There are zillions of opinions issued on the stock and bond markets each week, and many voices crying-out to be heard. The reason we do the Weekend Linkfest is to simply sift through all the week’s noise and pick out the research or opinions that I think have merit and then re-read the articles, tweets, blogs, etc. to then be shared with readers and clients. This is a completely selfish endeavor on my part: it forces me to read (and re-read) those opinions I think have merit and analytical rigor, which helps drive my market thinking for the coming week, month, quarter and year, and then share those same views with those who are kind enough to subscribe to the blog.
Here we go:
- Have to lead off the week with this piece from Josh Brown. The quantity and quality of Josh’s work is truly remarkable. (@ReformedBroker). Day in, day out, I find Josh’s work of remarkable breadth and depth in terms of the rigor of his analysis. By the time this weekend’s Linkfest is done, you will probably see at least one – two more Josh Brown links. I know at least one I want to re-read on emerging markets. It is an excellent piece;
- An equally thoughtful piece each week from Jeff Miller at A Dash of Insight. As this piece does, Jeff links to other bloggers every week, which can vastly expand an individual investor’s research and market evaluation ability. Jeff has a very good track record of debunking popular Wall Street myth’s that gain traction across Wall Street with alarming regularity, such as the 2011 Recession call by ECRI. Pundits think that the 20% correction that occurred in 2011, was a result of the US debt downgrade by S&P. I think the market was discounting the ECRI recession which never really materialized, and which Jeff Miller debunked early on;
- Gold (GLD) and SLV (SLV) appear to be setting up for a bounce if not more, per JC Parets, found on Ryan Detrick’s Twitter link;
- Ryan Detrick (@ryandetrick) with a table on why this near-term SP 500 strength is bullish;
- Bob Brinker (@BobBrinker) has done a good job keeping his Twitter followers current on the Puerto Rico muni bond mess. Here is a link to Bob’s twitter feed on Puerto Rico’s current economic conditions.
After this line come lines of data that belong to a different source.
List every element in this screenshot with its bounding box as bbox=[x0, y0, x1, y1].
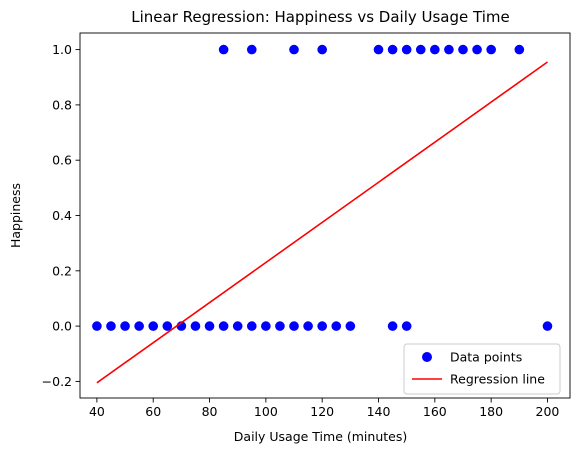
x-tick-label: 200 bbox=[536, 404, 560, 419]
x-tick-label: 160 bbox=[423, 404, 447, 419]
data-point bbox=[303, 321, 313, 331]
y-tick-label: 0.6 bbox=[52, 153, 72, 168]
x-tick-label: 100 bbox=[254, 404, 278, 419]
y-tick-label: 1.0 bbox=[52, 42, 72, 57]
data-point bbox=[275, 321, 285, 331]
data-point bbox=[261, 321, 271, 331]
x-tick-label: 180 bbox=[479, 404, 503, 419]
data-point bbox=[317, 44, 327, 55]
data-point bbox=[120, 321, 130, 331]
x-tick-label: 40 bbox=[89, 404, 105, 419]
data-point bbox=[162, 321, 173, 331]
legend-label-regression-line: Regression line bbox=[450, 372, 545, 387]
x-tick-label: 80 bbox=[202, 404, 218, 419]
data-point bbox=[289, 321, 299, 331]
data-point bbox=[486, 44, 496, 55]
data-point bbox=[401, 321, 412, 331]
data-point bbox=[373, 44, 384, 55]
data-point bbox=[218, 44, 229, 55]
data-point bbox=[415, 44, 426, 55]
y-axis-label: Happiness bbox=[8, 183, 23, 248]
y-tick-label: 0.0 bbox=[52, 319, 72, 334]
x-axis-label: Daily Usage Time (minutes) bbox=[234, 429, 407, 444]
axes-layer: 40 60 80 100 120 140 160 180 200 −0.2 0.0 0.2 0.4 0.6… bbox=[42, 32, 571, 419]
data-point bbox=[134, 321, 144, 331]
data-point bbox=[92, 321, 102, 331]
chart-title: Linear Regression: Happiness vs Daily Us… bbox=[131, 8, 509, 26]
y-tick-label: 0.4 bbox=[52, 208, 72, 223]
data-point bbox=[345, 321, 356, 331]
data-point bbox=[458, 44, 468, 55]
legend-label-data-points: Data points bbox=[450, 350, 522, 365]
data-point bbox=[190, 321, 201, 331]
data-point bbox=[444, 44, 454, 55]
y-tick-label: 0.8 bbox=[52, 97, 72, 112]
y-tick-label: −0.2 bbox=[42, 374, 72, 389]
legend-marker-data-points bbox=[422, 352, 432, 362]
marks-layer bbox=[92, 44, 553, 384]
data-point bbox=[331, 321, 342, 331]
data-point bbox=[204, 321, 215, 331]
data-point bbox=[289, 44, 299, 55]
data-point bbox=[317, 321, 327, 331]
data-point bbox=[218, 321, 229, 331]
data-point bbox=[401, 44, 412, 55]
data-point bbox=[246, 44, 257, 55]
x-tick-label: 140 bbox=[367, 404, 391, 419]
data-point bbox=[106, 321, 116, 331]
data-point bbox=[430, 44, 440, 55]
data-point bbox=[387, 321, 398, 331]
regression-line bbox=[96, 61, 548, 384]
y-tick-label: 0.2 bbox=[52, 263, 72, 278]
data-point bbox=[542, 321, 553, 331]
x-tick-label: 60 bbox=[145, 404, 161, 419]
data-point bbox=[387, 44, 398, 55]
legend-box bbox=[403, 343, 561, 395]
chart-legend: Data points Regression line bbox=[403, 343, 561, 395]
data-point bbox=[246, 321, 257, 331]
data-point bbox=[472, 44, 482, 55]
data-point bbox=[514, 44, 525, 55]
x-tick-label: 120 bbox=[310, 404, 334, 419]
data-point bbox=[148, 321, 159, 331]
data-point bbox=[232, 321, 243, 331]
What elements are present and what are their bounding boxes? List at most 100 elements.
My question is, how much is discounted in current prices and is there opportunity for real political and economic reform in PR ? We are out of our muni CEF ETF’s given the Treasury rally.
- Here is a GLD chart, don’t know the technician, but StockTwits is a credible forum; It was Keith McCullough of HedgEye Trader and now David Rosenberg that stated this week that the Fed needs to start worrying about inflation NOW.
- A JC Parets, AllStar Charts (@allstarcharts) chart on the under-performance of the Energy Sector.
- Looking at this chart from Soberlook on NAR pending home sales and this chart by Soberlook on Retail Sales. With all the technicians suddenly bullish about GLD, and GLD being a flight-to-safety asset the last 4 – 5 years, I wonder if we are facing period of more economic weakness than previously thought.
- So many disparate signals and mixed messages today. SP 500 near AT highs, Treasuries well bid, Gold and Silver looking to break out, the big consumer tells like housing and retail looking weak, the dollar looking like it is bottoming – wow. I’m really confused as to what to make of all the changing correlations. SP 500 earnings still decent though.
- Our big earnings reports this week are Coca-Cola (KO) Tuesday morning before the bell, Wal-Mart Thursday morning before the bell and Hewlett-Packard (HPQ), Thursday afternoon after the bell.
- Quick stat on KO: The stock peaked at $44.47 in early August, 1998, just before the LongTerm Capital Management Crisis. Since that time, excluding the dividend, KO is down 15%, while the SP 500 is up 70% – a DRAMATIC underperformance, for what is likely the world’s most iconic brand. Hopefully the GMCR deal indicates management is re-thinking the business. Hope for a pulse at KO. (long KO)
- AcrossTheCurve (@acrossthecurve) on the weather and early February retail sales data per BAML. We watch this Twitter feed for good info on corporate credit spreads. (long BAC);
- Almost forgot Josh Brown’s “emerging markets” piece. This is worth a re-read. I think it might still be a little early on EM. Giving them more time.
We’ll end the Weekend Linkfest with a nice one-page summary from Schaeffer’s Investment Research out of Cincinnati, home of Ryan Detrick and a few other quality data-miners and technicians, writ-large. Schaeffer’s is still bullish: always a good sign. They have been making the right short and long-term market calls for a while.
That is about it for me for the weekend. Thanks for visiting the site. There are a lot of places competing for your eyeballs. We appreciate your time.
I think this is a critical week and the SP 500 and Treasury action will go a long way about telling us what the rest of the year might look like.